Thailand’s biggest improvement from 2017 is there was no incident of the government accepting or endorsing any offer of assistance from or collaboration with the tobacco industry in implementing health policies.
In July 2017, the Tobacco Products Control Act 2017 came into force. This new law bans all tobacco industry-related CSR activities, as required under FCTC Article 13 and Article 5.3 guidelines. Previously, the ban applied only to Thai Tobacco Monopoly (TTM), but the other transnational tobacco companies could conduct CSR activities. The TTM is seen as a government agency and conducted some CSR activities attended by several officials.
No benefits were given to the tobacco industry. However, there is still a tax exemption for native tobacco leaves.
International travelers are allowed to bring 200 cigarettes, or no more than 500 grams of smoking tobacco into Thailand.

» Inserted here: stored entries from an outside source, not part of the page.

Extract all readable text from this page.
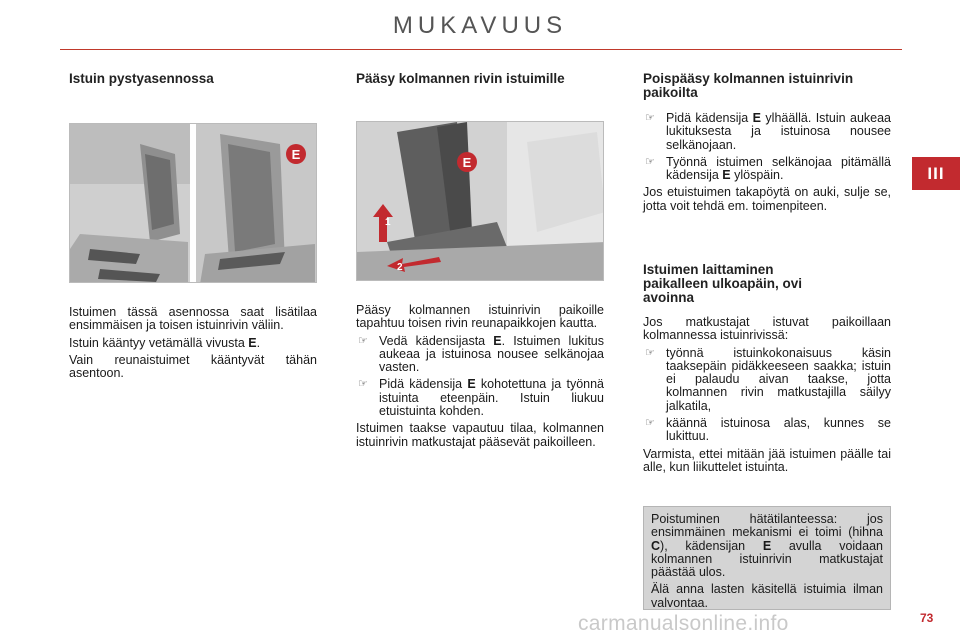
MUKAVUUS
III
Istuin pystyasennossa
E

Istuimen tässä asennossa saat lisätilaa ensimmäisen ja toisen istuinrivin väliin.

Istuin kääntyy vetämällä vivusta E.

Vain reunaistuimet kääntyvät tähän asentoon.

Pääsy kolmannen rivin istuimille
1
2
E

Pääsy kolmannen istuinrivin paikoille tapahtuu toisen rivin reunapaikkojen kautta.

☞ Vedä kädensijasta E. Istuimen lukitus aukeaa ja istuinosa nousee selkänojaa vasten.
☞ Pidä kädensija E kohotettuna ja työnnä istuinta eteenpäin. Istuin liukuu etuistuinta kohden.

Istuimen taakse vapautuu tilaa, kolmannen istuinrivin matkustajat pääsevät paikoilleen.

Poispääsy kolmannen istuinrivin paikoilta
☞ Pidä kädensija E ylhäällä. Istuin aukeaa lukituksesta ja istuinosa nousee selkänojaan.
☞ Työnnä istuimen selkänojaa pitämällä kädensija E ylöspäin.

Jos etuistuimen takapöytä on auki, sulje se, jotta voit tehdä em. toimenpiteen.

Istuimen laittaminen paikalleen ulkoapäin, ovi avoinna

Jos matkustajat istuvat paikoillaan kolmannessa istuinrivissä:

☞ työnnä istuinkokonaisuus käsin taaksepäin pidäkkeeseen saakka; istuin ei palaudu aivan taakse, jotta kolmannen rivin matkustajilla säilyy jalkatila,
☞ käännä istuinosa alas, kunnes se lukittuu.

Varmista, ettei mitään jää istuimen päälle tai alle, kun liikuttelet istuinta.

Poistuminen hätätilanteessa: jos ensimmäinen mekanismi ei toimi (hihna C), kädensijan E avulla voidaan kolmannen istuinrivin matkustajat päästää ulos.

Älä anna lasten käsitellä istuimia ilman valvontaa.

carmanualsonline.info	73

Since the government owns the TTM, there were regular quarterly meetings between TTM and senior officers from the Ministry of Finance. TTM involved government officials in their smuggling control program.
While minutes were taken during meetings between the government and the industry, these are not publicly accessible. At times, high-level officials also attend these meetings.
Retired senior government officials have regularly been appointed as TTM board members. Current government officials such as a senior officer from the Excise Department and the Ministry of Finance are TTM board members. Since the TTM is a state enterprise, the appointment is seen as normal.
The new Tobacco Products Control Act in Section 40 requires the manufacturer or importer of tobacco products to report the volume of production or importation, market share, marketing expense, income and expense in their annual report, audited financial statement and any other information for the benefits of tobacco products control to the Committee. The rules and procedures as stipulated in the Ministerial Regulations are being drawn up.
Currently there are guidelines for the Ministry of Public Health (MOPH) when interacting with the tobacco industry. Other ministries can establish their respective regulations, following MOPH and the Office of the Civil Service Commission which have regulations which prohibit civil servants from interacting with the tobacco industry.
While there is no contribution from the tobacco industry offered to the government, there is no restriction on technical assistance or study visits.
As Thailand makes progress in implementing Article 5.3 guidelines, there is room for improvement.
- Strictly enforce the ban on tobacco-related CSR activities under the new tobacco control law. Ensure there are no loopholes which the tobacco industry can exploit.
- Ensure retired senior government officials are not immediately appointed to the tobacco industry.
- The implementation regulations of the new tobacco control law must be drawn up as soon as possible to protect government officials from tobacco industry interference.